Josh gave him a dirty look and then resumed his reading. “Almost all of my colleagues have an opinion about it, but none of them have ever read the original document about it. The first draft of Hugh Everett III’s Ph.D. thesis, which celebrates its 50th birthday this year, is buried in the out-of-print book, The Many-Worlds Interpretation of Quantum Mechanics.”
Kendall finished his milk and waited until he was sure Josh was done. “And? Is this Hugh guy somebody who matters?”
“He does now. He didn’t used to be important but, as far as I can tell, today’s science big wigs are in love with his ideas.”
“What’s that mean?”
“Just what I said. I don’t know what changed. Hugh Everett III was 27 when he wrote his paper. Nobody took him or his theory seriously then, so he walked away, took his PhD with him, said the hell with them, and did somethin’ else.”
“So what? Maybe mathematicians don’t like people with numbers in their names. Where’s that leave us?”
“Well, here we are, all these years later, and suddenly old Hugh’s lous
y theory is the hottest girl at the dance. How about that?” Josh watched his Dad carefully, hoping for a spark of real interest.
Kendall fixed him with a vacant look. “Good for him. How does that help us?”
“I’m not sure yet.” Josh was uncomfortable. “But maybe – and I’m being serious now – maybe we oughta talk to him.”

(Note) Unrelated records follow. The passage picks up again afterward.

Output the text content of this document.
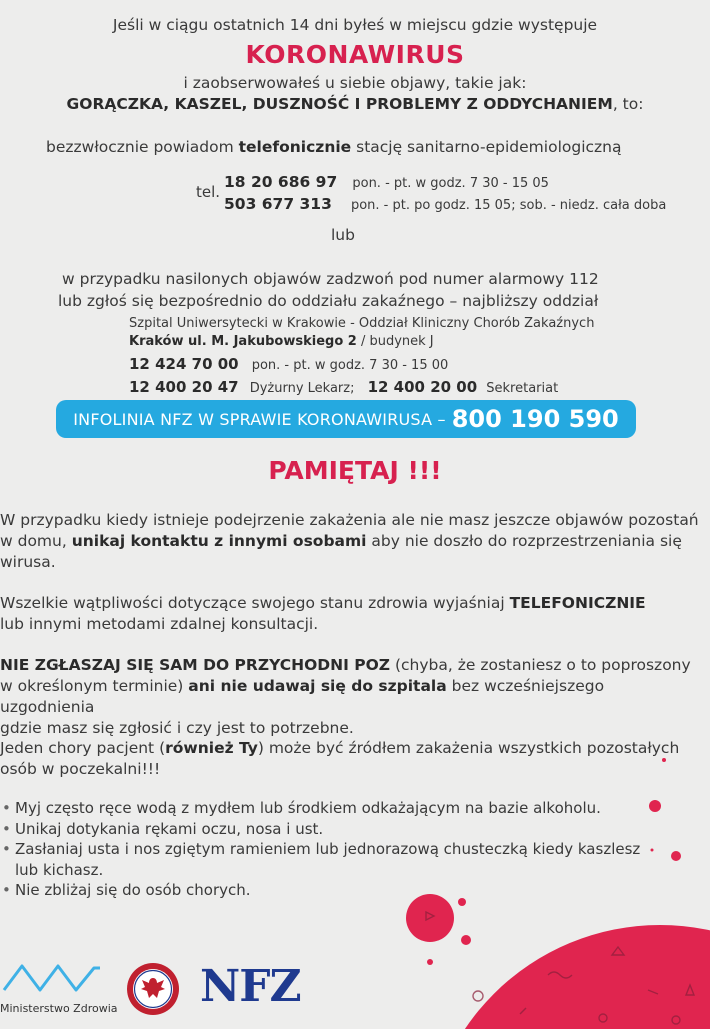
Jeśli w ciągu ostatnich 14 dni byłeś w miejscu gdzie występuje
KORONAWIRUS
i zaobserwowałeś u siebie objawy, takie jak:
GORĄCZKA, KASZEL, DUSZNOŚĆ I PROBLEMY Z ODDYCHANIEM, to:
bezzwłocznie powiadom telefonicznie stację sanitarno-epidemiologiczną
tel.
18 20 686 97 pon. - pt. w godz. 7 30 - 15 05
503 677 313 pon. - pt. po godz. 15 05; sob. - niedz. cała doba
lub
w przypadku nasilonych objawów zadzwoń pod numer alarmowy 112
lub zgłoś się bezpośrednio do oddziału zakaźnego – najbliższy oddział
Szpital Uniwersytecki w Krakowie - Oddział Kliniczny Chorób Zakaźnych
Kraków ul. M. Jakubowskiego 2 / budynek J
12 424 70 00 pon. - pt. w godz. 7 30 - 15 00
12 400 20 47 Dyżurny Lekarz; 12 400 20 00 Sekretariat
INFOLINIA NFZ W SPRAWIE KORONAWIRUSA – 800 190 590
PAMIĘTAJ !!!
W przypadku kiedy istnieje podejrzenie zakażenia ale nie masz jeszcze objawów pozostań
w domu, unikaj kontaktu z innymi osobami aby nie doszło do rozprzestrzeniania się
wirusa.
Wszelkie wątpliwości dotyczące swojego stanu zdrowia wyjaśniaj TELEFONICZNIE
lub innymi metodami zdalnej konsultacji.
NIE ZGŁASZAJ SIĘ SAM DO PRZYCHODNI POZ (chyba, że zostaniesz o to poproszony
w określonym terminie) ani nie udawaj się do szpitala bez wcześniejszego uzgodnienia
gdzie masz się zgłosić i czy jest to potrzebne.
Jeden chory pacjent (również Ty) może być źródłem zakażenia wszystkich pozostałych
osób w poczekalni!!!
• Myj często ręce wodą z mydłem lub środkiem odkażającym na bazie alkoholu.
• Unikaj dotykania rękami oczu, nosa i ust.
• Zasłaniaj usta i nos zgiętym ramieniem lub jednorazową chusteczką kiedy kaszlesz
lub kichasz.
• Nie zbliżaj się do osób chorych.
Ministerstwo Zdrowia NFZ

“What?” Kendall shot up out of his chair. “Are you kiddin’ me? Things aren’t strange enough already, now we’re supposed to go talk to a dead guy?”

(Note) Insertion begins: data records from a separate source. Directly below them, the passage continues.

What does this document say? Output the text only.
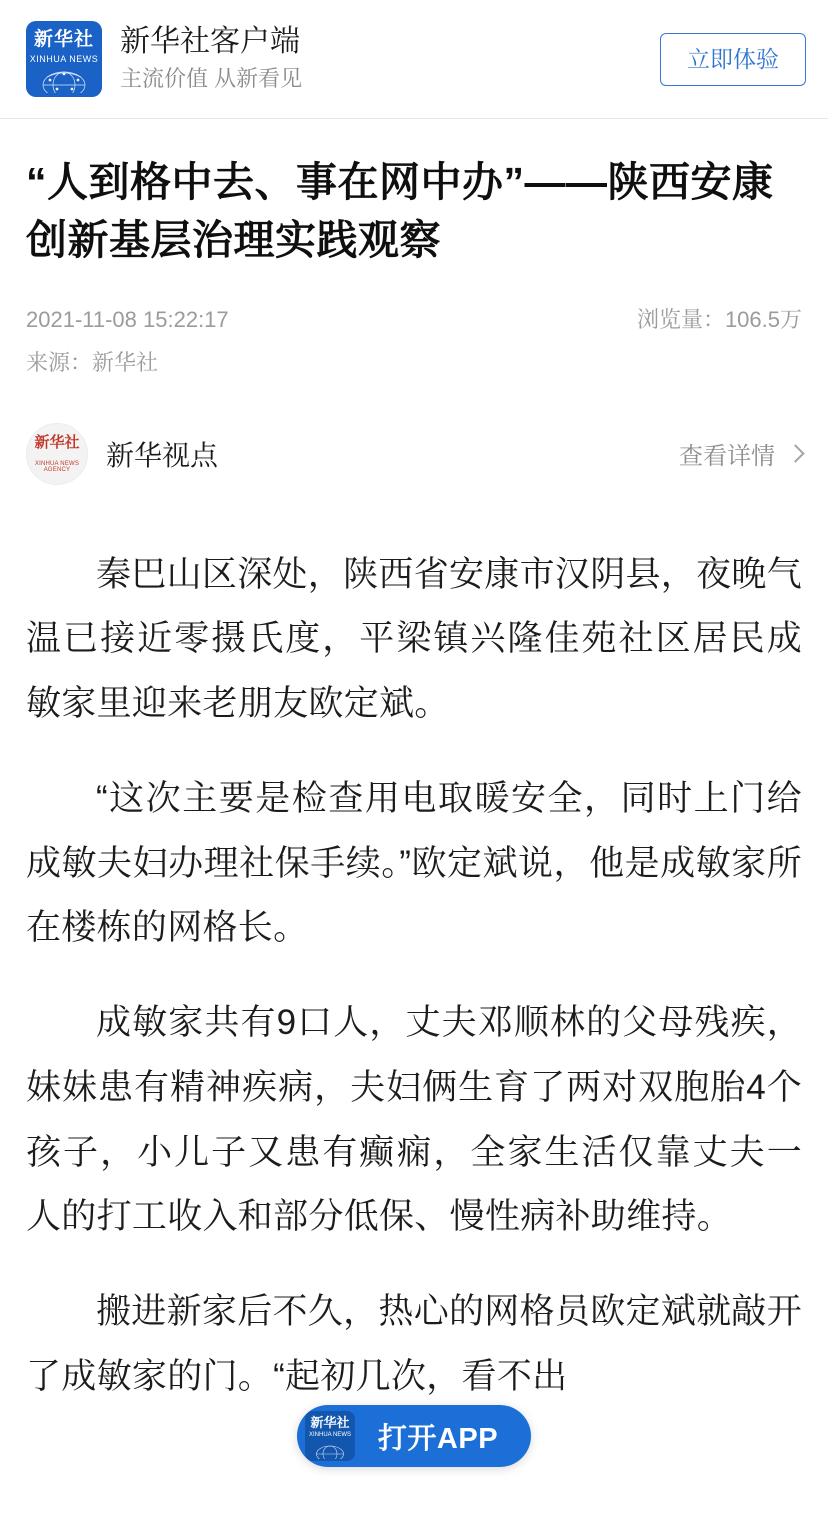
新华社
XINHUA NEWS
新华社客户端
主流价值 从新看见
立即体验
“人到格中去、事在网中办”——陕西安康创新基层治理实践观察
2021-11-08 15:22:17
来源：新华社
浏览量：106.5万
新华社
XINHUA NEWS AGENCY	新华视点	查看详情

秦巴山区深处，陕西省安康市汉阴县，夜晚气温已接近零摄氏度，平梁镇兴隆佳苑社区居民成敏家里迎来老朋友欧定斌。

“这次主要是检查用电取暖安全，同时上门给成敏夫妇办理社保手续。”欧定斌说，他是成敏家所在楼栋的网格长。

成敏家共有9口人，丈夫邓顺林的父母残疾，妹妹患有精神疾病，夫妇俩生育了两对双胞胎4个孩子，小儿子又患有癫痫，全家生活仅靠丈夫一人的打工收入和部分低保、慢性病补助维持。

搬进新家后不久，热心的网格员欧定斌就敲开了成敏家的门。“起初几次，看不出

新华社
XINHUA NEWS 打开APP
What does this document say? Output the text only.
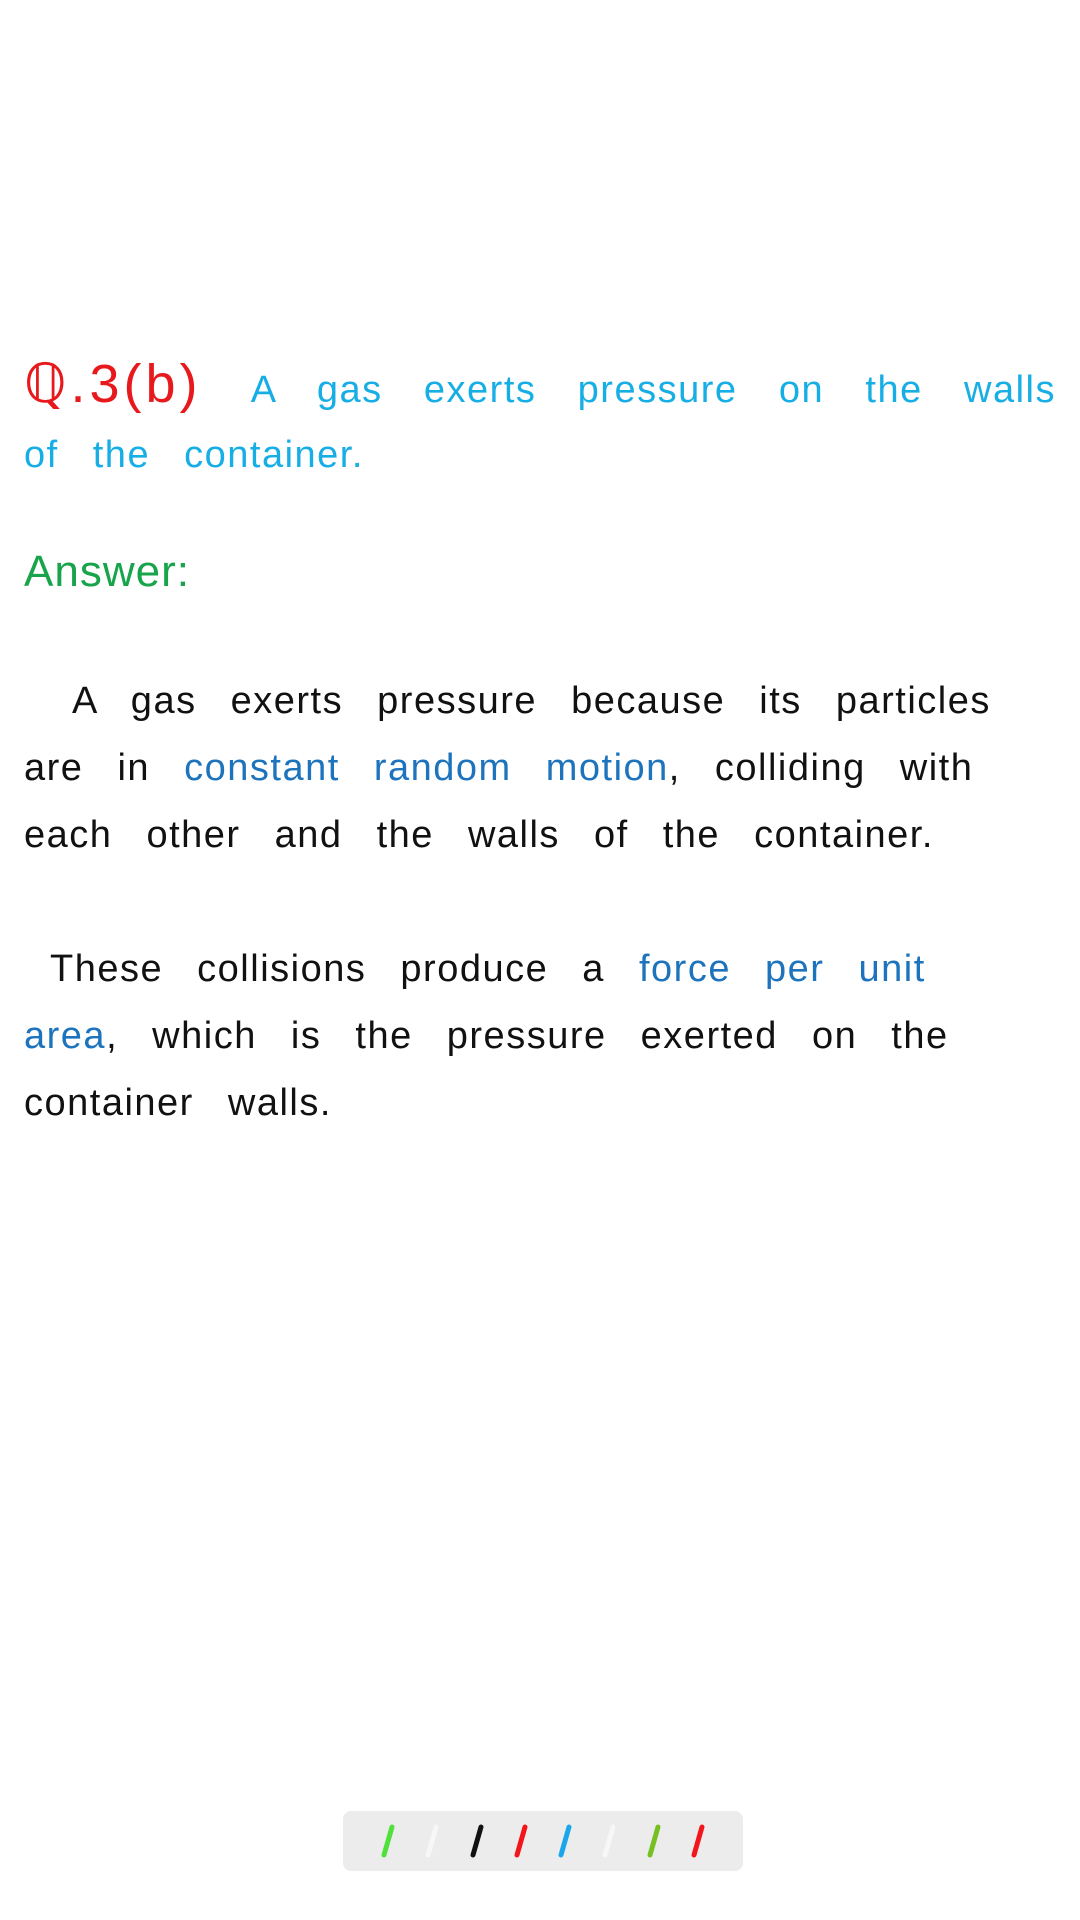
ℚ.3(b) A gas exerts pressure on the walls of the container.

Answer:

A gas exerts pressure because its particles are in constant random motion, colliding with each other and the walls of the container.

These collisions produce a force per unit area, which is the pressure exerted on the container walls.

“He might not be dead,” Josh shot back, defensively. “You don’t know everything.”
“That’s crazy! He must be what, in his 80’s? And even if we find him alive, what the hell do we ask him? What’s he supposed to know anyhow?”
Josh looked up at Kendall with a cold, sober expression. “All I can say is, I’ve been sitting here readin’ and re-readin’ his paper, and while there’s lots of stuff I don’t get at all, the parts I do understand, scare the hell out of me.”
CHAPTER 6:
The carved wood and glass doors of the Marabou Conference room opened wide as attendees flowed out of the adjourned meeting and into a sun-filled foyer. Running the length of the conference room, a large balcony overlooked a foliage-filled atrium where pairs of whimsical birdcages were suspended above reflecting pools. The open space echoed with the cheerful songs of mockingbirds, finches and wood thrushes.

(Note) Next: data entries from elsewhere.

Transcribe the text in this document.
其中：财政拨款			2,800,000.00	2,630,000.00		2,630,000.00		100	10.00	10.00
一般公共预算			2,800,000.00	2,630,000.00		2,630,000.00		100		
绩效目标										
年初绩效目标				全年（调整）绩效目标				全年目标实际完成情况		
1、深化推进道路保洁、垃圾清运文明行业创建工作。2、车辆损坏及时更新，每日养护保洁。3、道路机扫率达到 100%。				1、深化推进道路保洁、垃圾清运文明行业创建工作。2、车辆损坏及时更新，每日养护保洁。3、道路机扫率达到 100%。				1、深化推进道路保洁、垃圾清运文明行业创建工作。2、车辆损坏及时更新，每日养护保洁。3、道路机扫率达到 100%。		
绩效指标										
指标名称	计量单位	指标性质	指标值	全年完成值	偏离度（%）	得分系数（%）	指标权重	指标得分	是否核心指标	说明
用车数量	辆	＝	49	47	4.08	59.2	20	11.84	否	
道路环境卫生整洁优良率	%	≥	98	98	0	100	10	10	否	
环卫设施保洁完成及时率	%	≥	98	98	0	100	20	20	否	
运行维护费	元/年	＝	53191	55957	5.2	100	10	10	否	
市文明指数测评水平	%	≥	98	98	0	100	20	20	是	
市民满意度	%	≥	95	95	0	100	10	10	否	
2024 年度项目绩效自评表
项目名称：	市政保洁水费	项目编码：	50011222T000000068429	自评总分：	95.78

Neville Vandermark pushed through the talkative crowd. He had his eyes fixed ahead as he rapidly moved toward the executive offices at the other end of the building. Hahn and Nsamba had to rush to keep up with him. Behind them, archive managers and their staffs were gathering into ad-hoc clumps of agitated discussions.
Vandermark glanced darkly in Nsamba’s direction as they kept walking. “Taylor, I want to know everything there is to know about these jumpers – the ones in the presentation and the ones in our own line.”